Turn off your bright smiles, lower your voices, take off your hats: Nero Kane is back with a fourth album, and it demands a certain solemnity. The Italian dark folk artist once again explores his favourite themes: death, love, death, mysticism, death, poetry, death, the past (which is dead) and death. This sets the scene, preferably in black and white, austere and mysterious.
As an Angel's Voice, with its mournful layers and Marco Mezzadri's hallucinatory, elegiac incantations, is a perfect illustration of this point: between spectral romanticism and misty ritual, there is enough space in this minimalism for the listener to project their own ghosts.

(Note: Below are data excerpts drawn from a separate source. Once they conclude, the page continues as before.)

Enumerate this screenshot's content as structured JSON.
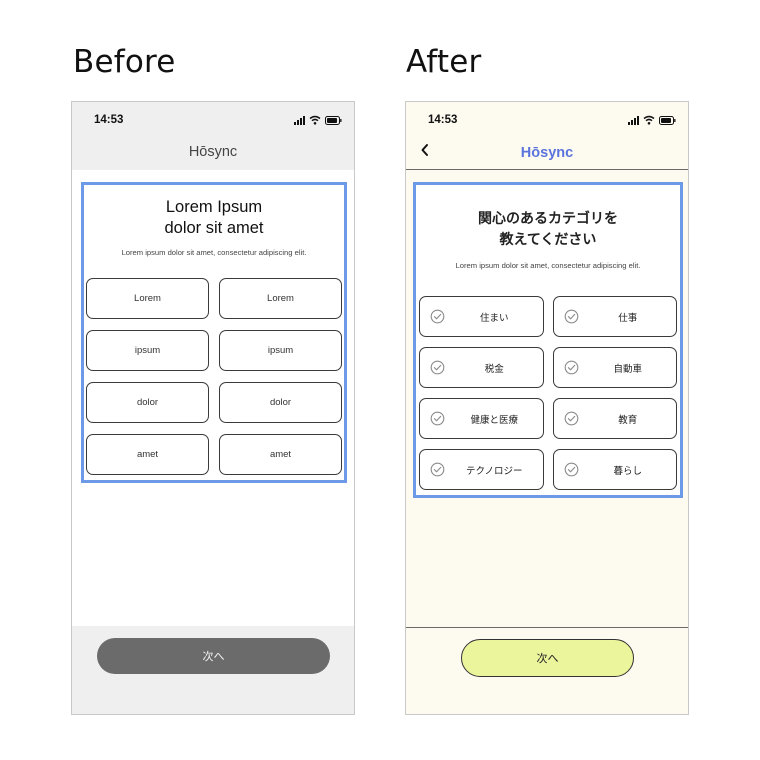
{
  "labels": {
    "before": "Before",
    "after": "After"
  },
  "before": {
    "status": {
      "time": "14:53"
    },
    "app_title": "Hōsync",
    "panel": {
      "title": "Lorem Ipsum\ndolor sit amet",
      "description": "Lorem ipsum dolor sit amet, consectetur adipiscing elit.",
      "options": [
        "Lorem",
        "Lorem",
        "ipsum",
        "ipsum",
        "dolor",
        "dolor",
        "amet",
        "amet"
      ]
    },
    "next_button": "次へ"
  },
  "after": {
    "status": {
      "time": "14:53"
    },
    "app_title": "Hōsync",
    "panel": {
      "title": "関心のあるカテゴリを\n教えてください",
      "description": "Lorem ipsum dolor sit amet, consectetur adipiscing elit.",
      "options": [
        "住まい",
        "仕事",
        "税金",
        "自動車",
        "健康と医療",
        "教育",
        "テクノロジー",
        "暮らし"
      ]
    },
    "next_button": "次へ"
  },
  "colors": {
    "highlight_border": "#6d9ae6",
    "after_title": "#5b74dd",
    "after_next_button": "#ebf59c",
    "before_next_button": "#6b6b6b"
  },
  "icons": {
    "back": "chevron-left-icon",
    "option_check": "check-circle-icon",
    "signal": "signal-icon",
    "wifi": "wifi-icon",
    "battery": "battery-icon"
  }
}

In its sobriety and economy of effects, Nero Kane ultimately exudes a form of contemplative theatricality from which the slightest sound seems to leap forth and take on a cryptic, sacred meaning. Below, you can discover the superb video by Samantha Stella, who is responsible for the visuals and also lends her voice to several tracks. With a track lasting almost ten minutes, Nero Kane has hypnotised us, imprisoning our souls in his feverish, arid visions with their gloomy gravity.

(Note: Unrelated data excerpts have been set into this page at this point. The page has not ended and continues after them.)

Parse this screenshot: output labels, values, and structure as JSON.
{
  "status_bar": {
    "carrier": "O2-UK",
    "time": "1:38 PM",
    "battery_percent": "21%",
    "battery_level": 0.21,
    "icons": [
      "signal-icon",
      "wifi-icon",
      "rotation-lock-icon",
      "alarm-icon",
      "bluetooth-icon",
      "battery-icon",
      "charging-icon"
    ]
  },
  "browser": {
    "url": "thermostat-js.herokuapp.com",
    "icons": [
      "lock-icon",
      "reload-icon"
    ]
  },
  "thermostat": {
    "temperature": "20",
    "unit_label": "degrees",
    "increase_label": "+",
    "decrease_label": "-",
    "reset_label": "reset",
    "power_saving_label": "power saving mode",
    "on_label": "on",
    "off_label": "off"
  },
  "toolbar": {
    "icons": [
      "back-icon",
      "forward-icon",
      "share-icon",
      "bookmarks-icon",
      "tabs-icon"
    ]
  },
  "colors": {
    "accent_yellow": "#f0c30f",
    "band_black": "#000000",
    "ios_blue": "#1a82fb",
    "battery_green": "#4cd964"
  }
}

One wanders through the album as one might lose oneself in the ruins of a church. With its few chords played on repeat and its twilight poetry, Nero Kane brings to mind a strange cross between the absolute elegance of Jozef Van Wissem (without the lute), the chanted lyrics of Ordo Rosarius Equilibrio, without the martial aspects and the sinister Americana of King Dude (for example on Mountain of Sin), as if all these fine people had come together to compose the music for a vision of american gothic directed by Alejandro Jodorowsky. A little blues (My Pain Will Come Back to You), a little dark ambient, a guitar that appears like a mirage in the desert (Unto Thee Oh Lord)... despite the minimalism, there is no shortage of shadows. The solemn echoes of Land of Nothing envelop us as Samantha Stella's deep, solemn voice rings out for the first time on the album. Located halfway through, this funerary monument with its gothic lamentations (a hint of Batcave, a touch of Anne Clark) is impressive.
While Nero Kane seems to hold back his music, refusing to allow it to become overly demonstrative, what it conveys is all the more powerful. Vast landscapes, the immensity of time, infinity... All of this could have been composed in the dim light of a tiny room by the glow of a single candle, but it plunges us into a universe where time and space no longer have any authority. The World Heedless of Our Pain resonates like a song that has travelled through the ages, a secret whispered in the heart of winter during funeral vigils. There is no End, Nero Kane sings towards the end of an album that ends on a note of hope with Until the Light of Heaven Comes: we sense that this ray of light may take a few more eternities to appear. Let the light take its time, we'll stay here in the darkness, revelling in this haunting piano with its otherworldly reverberations. It's beautiful when music gives the impression of being lost in a haunted house for eternity.